Clinicians have a duty to keep their clients' information private, and a possibly conflicting duty to make a mandated report. In theory they could face a lawsuit for a failure in either direction. But think about it... What are the chances that a victim of child sex abuse will win a case against a clinician who fails to make a report, compared to the chances a pedophile will win a suit about a therapist making a report inappropriately? It would be interesting to see statistics on how many admitted pedophiles ever win lawsuits of any kind when put before a jury.

Mandated reporting affects families too. Suppose a mother discovers her teen son has been abusing his younger sister -- occasional unwanted touching. In the old days, she might have seen a family counselor who could evaluate the situation, talk sternly to the teen boy, set up safety procedures, or perhaps even send him away for a brief time to straighten out. Now, if she talks to that counselor, it sets in motion an unstoppable series of events. The girl will be repeatedly interviewed and grilled. If she confirms the abuse, the boy must be removed from the home and must be charged as a sex offender. Whether he serves time or not, he must go on the sex offender registry for years, effectively ruining his life. It is a public event, so neighbors and friends and schoolmates will all know what happened. And along with a devastated family, the girl will feel some guilt for ruining her brother's life. Faced with those likely consequences, the mother will often say nothing to anyone and do her best to handle the situation on her own, which may be difficult. She may be put in the distasteful position of telling her daughter to be sure not to tell anyone if she doesn't want her brother to go to jail. I would say the mother is often making the correct choice, given the current situation.
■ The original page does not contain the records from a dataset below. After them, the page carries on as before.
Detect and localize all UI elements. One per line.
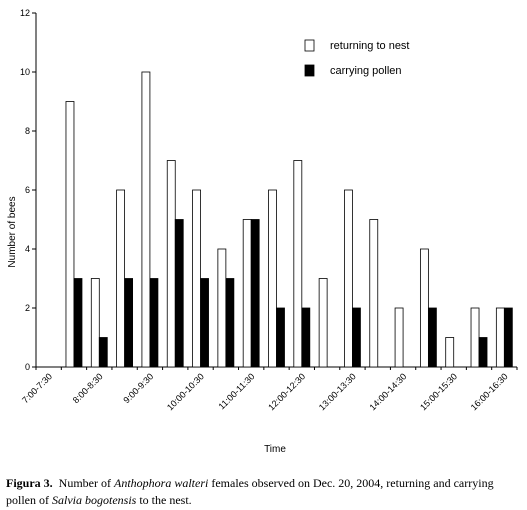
bar-returning-to-nest [65,101,75,368]
caption-text-1: Number of [58,476,114,490]
caption-text-3: to the nest. [136,493,192,507]
legend-label-carrying-pollen: carrying pollen [330,65,402,77]
bar-carrying-pollen [149,278,159,368]
x-tick-label: 15:00-15:30 [418,371,459,412]
y-tick-label: 12 [20,8,30,18]
x-tick-label: 10:00-10:30 [165,371,206,412]
x-tick-label: 13:00-13:30 [317,371,358,412]
bar-carrying-pollen [301,307,311,368]
bar-chart: 0 2 4 6 8 10 12 7:00-7:30 8:00-8:30 9:00-9:30 10:… [7,8,518,455]
x-axis: 7:00-7:30 8:00-8:30 9:00-9:30 10:00-10:30 11… [20,366,518,412]
bar-carrying-pollen [276,307,285,368]
y-tick-label: 0 [25,362,30,372]
bar-carrying-pollen [352,307,361,368]
legend: returning to nest carrying pollen [304,39,410,77]
bar-carrying-pollen [250,219,260,368]
bar-returning-to-nest [394,307,404,368]
bar-carrying-pollen [427,307,437,368]
bar-returning-to-nest [116,189,126,368]
caption-label: Figura 3. [6,476,53,490]
bar-returning-to-nest [192,189,201,368]
bar-returning-to-nest [217,248,227,368]
x-tick-label: 16:00-16:30 [469,371,510,412]
legend-swatch-carrying-pollen [304,64,315,77]
bar-carrying-pollen [174,219,184,368]
bar-carrying-pollen [200,278,209,368]
x-tick-label: 14:00-14:30 [367,371,408,412]
bar-returning-to-nest [369,219,379,368]
y-tick-label: 4 [25,244,30,254]
y-axis-title: Number of bees [7,196,18,267]
bar-returning-to-nest [166,160,176,368]
bar-returning-to-nest [141,71,151,368]
bar-returning-to-nest [242,219,252,368]
y-axis: 0 2 4 6 8 10 12 [20,8,37,372]
bar-carrying-pollen [225,278,235,368]
x-tick-label: 7:00-7:30 [20,371,54,405]
bar-returning-to-nest [344,189,353,368]
x-tick-label: 12:00-12:30 [266,371,307,412]
bar-returning-to-nest [293,160,303,368]
y-tick-label: 8 [25,126,30,136]
figure-caption: Figura 3. Number of Anthophora walteri f… [6,475,521,509]
bar-carrying-pollen [124,278,134,368]
bar-returning-to-nest [470,307,480,368]
bar-carrying-pollen [478,337,488,368]
bar-returning-to-nest [268,189,277,368]
bar-carrying-pollen [73,278,83,368]
y-tick-label: 6 [25,185,30,195]
x-tick-label: 8:00-8:30 [71,371,105,405]
bar-carrying-pollen [503,307,513,368]
x-tick-label: 9:00-9:30 [121,371,155,405]
x-axis-title: Time [264,444,286,455]
bar-returning-to-nest [419,248,429,368]
caption-species-1: Anthophora walteri [114,476,209,490]
bar-returning-to-nest [318,278,328,368]
y-tick-label: 10 [20,67,30,77]
bar-returning-to-nest [90,278,100,368]
bars [65,71,513,368]
bar-returning-to-nest [445,337,455,368]
x-tick-label: 11:00-11:30 [216,371,256,411]
caption-text-2: females observed on Dec. 20, 2004, retur… [6,476,494,507]
bar-returning-to-nest [495,307,505,368]
y-tick-label: 2 [25,303,30,313]
legend-label-returning-to-nest: returning to nest [330,40,410,52]
bar-carrying-pollen [98,337,108,368]
caption-species-2: Salvia bogotensis [52,493,137,507]
legend-swatch-returning-to-nest [304,39,315,52]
The drastic interventions and punishments are motivated by the mistaken belief that sexual abuse is a harm unlike any other. Childhood is full of highly unpleasant experiences. Think how many younger siblings routinely suffer despair and rage when an older sibling taunts them or makes them feel worthless and stupid. Think about bitter sibling fights and arguments followed by tender reconciliations. As I see it, unwanted sexual touching fits into that mix somewhere -- it is not a horror totally beyond all the others. The famous Rind studies determined that predictors of poor adult outcomes were childhood emotional abuse, physical abuse, and neglect, with sexual abuse a distant fourth. Sexual abuse is just plain wrong. But in weighing measures to combat it, the costs and harm of those interventions must be carefully considered too.

Unfortunately, rare horrible news stories drive public perceptions and legislation. In an effort to save one child from devastating abuse, a hundred others facing less harmful abuse may have their lives upended by aggressive investigations, and another couple hundred will be unable to get any help at all since parents are terrified of telling any professional.

We should return to teachers, social workers and child psychologists the ability to consider all the circumstances in a case of possible abuse and use their own judgment about whether to intervene and how. We should return to psychotherapists and their pedophile clients the same confidentiality as exists between a person and his or her legal counsel.

That is the surest policy change I can think of to reduce child sexual abuse.